A coalition of clergymen, led by the mufti of Tashkent, called
for fresh multiparty elections and an end to communist domination.
Ethnic Russians, formerly preponderant in the industrial workforce
and bureaucracy, began to leave the republic, with adverse economic
consequences. In Jan 1992 several people died in student-led food
riots in Tashkent after prices had been liberalized. Aided by
an inflow of funds from Saudi Arabia and despite the secularist
stance of President Karimov, a revival of Islamic teaching and
studies commenced. A government crackdown on Islamic fundamentalists
was announced 1993.
In 1994 Uzbekistan agreed to form a single economic zone with
neighbouring Kazakhstan and Kyrgyzstan, and a treaty on economic
integration and policy coordination was signed with Russia. Links
with Turkey were also strengthened, with Turkish being taught
in schools alongside Uzbek and English and in place of Russian.
In the Jan 1995 assembly elections, from which opposition parties
were banned from participating, the ruling PDP emerged with a
clear majority.
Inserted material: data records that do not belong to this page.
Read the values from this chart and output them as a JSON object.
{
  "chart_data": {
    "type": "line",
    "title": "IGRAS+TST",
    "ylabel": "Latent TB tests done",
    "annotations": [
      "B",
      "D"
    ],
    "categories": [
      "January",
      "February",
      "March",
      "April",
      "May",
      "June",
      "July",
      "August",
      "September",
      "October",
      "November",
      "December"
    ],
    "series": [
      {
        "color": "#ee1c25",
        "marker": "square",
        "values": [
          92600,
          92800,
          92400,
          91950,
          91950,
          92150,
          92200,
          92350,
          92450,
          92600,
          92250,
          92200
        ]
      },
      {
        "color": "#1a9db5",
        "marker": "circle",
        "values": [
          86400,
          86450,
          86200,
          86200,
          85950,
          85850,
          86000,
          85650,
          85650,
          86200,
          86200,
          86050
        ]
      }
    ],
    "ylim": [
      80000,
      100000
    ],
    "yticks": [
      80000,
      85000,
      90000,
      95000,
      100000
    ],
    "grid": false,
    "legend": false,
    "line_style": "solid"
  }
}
Karimov's term was extended for a further five-year
term by plebiscite March 1995, and in May he called for the five
former republics of Soviet Central Asia (Kazakhstan, Kyrgyzstan,
Tajikistan, Turkmenistan, and Uzbekistan) to form a unified Turkic
republic of ` Turkestan´. In Dec 1995 Otkir Sultonov was appointed
prime minister.
In Aug 1996 an agreement was signed with Kazakhstan and Kyrgyzstan
to create a Central Asian single market economy by 1998.
In Jan 1997 a new law prohibited political parties based on
ethnic or religious lines and required prospective parties to
have at least 5,000 members, spread over eight provinces.